Until this gets an update, then - hopefully including a way to laugh at your friends' pathetic scores without having to phone them up and compare notes, which can leave you feeling a little pathetic in return - WordJong remains a template for an excellent game rather than an excellent game in its own right.

6/10

WordFu

  • Publisher: ngmoco
  • Price: GBP 1.19
  • Download size: 16.8MB
WordFu has Wi-Fi multiplayer. Use it in public and you're presenting would-be muggers with a powerful score-multiplier incentive.
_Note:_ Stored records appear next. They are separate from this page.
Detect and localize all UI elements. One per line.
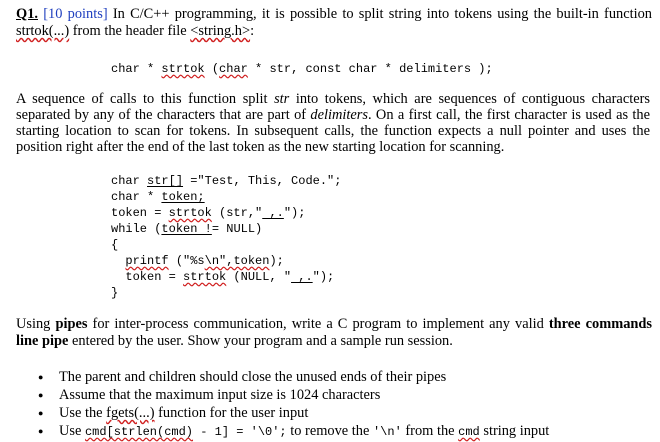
decl-open-paren: ( [204, 62, 220, 76]
list-item [38, 422, 549, 441]
bullet-text: function for the user input [154, 405, 309, 421]
code-token: (NULL, " [226, 270, 292, 284]
task-paragraph [16, 316, 652, 350]
task-three-commands-term: three commands line pipe [16, 316, 653, 349]
description-paragraph [16, 91, 650, 155]
question-number: Q1. [16, 6, 38, 22]
requirements-list [38, 368, 549, 441]
bullet-text: The parent and children should close the unused ends of their pipes [59, 369, 447, 385]
code-line-5: { [111, 238, 119, 252]
code-token: while ( [111, 222, 162, 236]
code-line-1 [111, 173, 341, 189]
intro-text-2: from the header file [69, 23, 191, 39]
code-token: str[] [147, 174, 184, 188]
code-token: token ! [161, 222, 212, 236]
list-item [38, 386, 549, 404]
decl-parameters: * str, const char * delimiters ); [247, 62, 493, 76]
desc-str-term: str [274, 91, 290, 107]
list-item [38, 404, 549, 422]
code-token: "); [312, 270, 335, 284]
bullet-text: string input [479, 423, 550, 439]
code-token: strtok [168, 206, 212, 220]
code-token [111, 254, 125, 268]
decl-char-keyword: char [219, 62, 248, 76]
fgets-function-name: fgets(...) [106, 405, 155, 421]
decl-return-type: char * [111, 62, 162, 76]
code-token: token = [111, 206, 169, 220]
bullet-text: Use [59, 423, 85, 439]
bullet-text: from the [401, 423, 459, 439]
desc-delimiters-term: delimiters [310, 107, 368, 123]
intro-text-3: : [250, 23, 255, 39]
question-intro [16, 6, 652, 40]
desc-text-1: A sequence of calls to this function split [16, 91, 275, 107]
desc-text-2: into tokens, which are sequences of contiguous characters separated by any of the characters that are part of [16, 91, 650, 123]
code-token: ("%s [168, 254, 205, 268]
code-token: token; [161, 190, 205, 204]
task-text-1: Using [16, 316, 56, 332]
question-points: [10 points] [43, 6, 108, 22]
code-line-2 [111, 189, 341, 205]
example-code-block [111, 173, 341, 301]
code-token: char * [111, 190, 162, 204]
code-line-3 [111, 205, 341, 221]
code-token: ,. [291, 270, 313, 284]
code-token: token = [111, 270, 184, 284]
code-token: ="Test, This, Code."; [183, 174, 342, 188]
code-token: ); [269, 254, 284, 268]
intro-text-1: In C/C++ programming, it is possible to split string into tokens using the built-in function [107, 6, 652, 22]
decl-function-name: strtok [161, 62, 205, 76]
code-line-4 [111, 221, 341, 237]
bullet-text: Assume that the maximum input size is 1024 characters [59, 387, 381, 403]
task-text-3: entered by the user. Show your program and a sample run session. [68, 333, 453, 349]
code-token: ,. [262, 206, 284, 220]
bullet-code: cmd [458, 425, 480, 439]
code-token: strtok [183, 270, 227, 284]
code-line-7 [111, 269, 341, 285]
code-token: \n",token [204, 254, 270, 268]
list-item [38, 368, 549, 386]
strtok-declaration [111, 62, 493, 76]
task-pipes-term: pipes [55, 316, 88, 332]
code-token: char [111, 174, 148, 188]
code-token: = NULL) [211, 222, 263, 236]
desc-text-3: . On a first call, the first character is used as the starting location to scan for tokens. In subsequent calls, the function expects a null pointer and uses the position right after the end of the last token as the new starting location for scanning. [16, 107, 651, 155]
bullet-text: Use the [59, 405, 107, 421]
code-line-6 [111, 253, 341, 269]
code-token: (str," [211, 206, 263, 220]
bullet-text: to remove the [286, 423, 373, 439]
bullet-code: cmd[strlen(cmd) [84, 425, 194, 439]
bullet-code: '\n' [372, 425, 402, 439]
code-line-8: } [111, 286, 119, 300]
bullet-code: - 1] = '\0'; [193, 425, 287, 439]
code-token: printf [125, 254, 169, 268]
header-file-name: <string.h> [190, 23, 251, 39]
strtok-function-name: strtok(...) [16, 23, 70, 39]
code-token: "); [283, 206, 306, 220]
task-text-2: for inter-process communication, write a C program to implement any valid [87, 316, 549, 332]
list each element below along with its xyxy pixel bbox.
If you're a fan of Boggle, but always wished it had slightly questionable Jackie Chan-style sound effects layered over the top, your dreams have been answered. ngmoco's jaunty spell-'em-up is about as basic as word games get: shake the iPhone to scatter a handful of lettered dice, spend a few grace seconds flicking any repeat letters into oblivion, and then spell as many words with what you've got until the clock counts down.

Every now and then you'll get a special tile flung onto the screen, allowing you to scramble a single letter, freeze the clock, or boost your score on the next word, but the quirk that really defines the game is the fact that you can use each letter repeatedly within a single word. I've got no idea if Boggle affords the same leniency - I've played by house rules for so long there are now additional play mechanics in my own personal version that control at which point losers have to go and make everyone a cup of tea - but it's a startling piece of generosity in the often prim world of word jumbles, and a welcome inclusion, as it means you can string together some real point-scoring monsters when you're on a roll.

As with WordJong, another welcome inclusion would have been online leaderboards, which ngmoco has apparently hinted at for a future update. As is, WordFu is simple and accommodating, and, if you give it enough time, weaves a quietly powerful spell.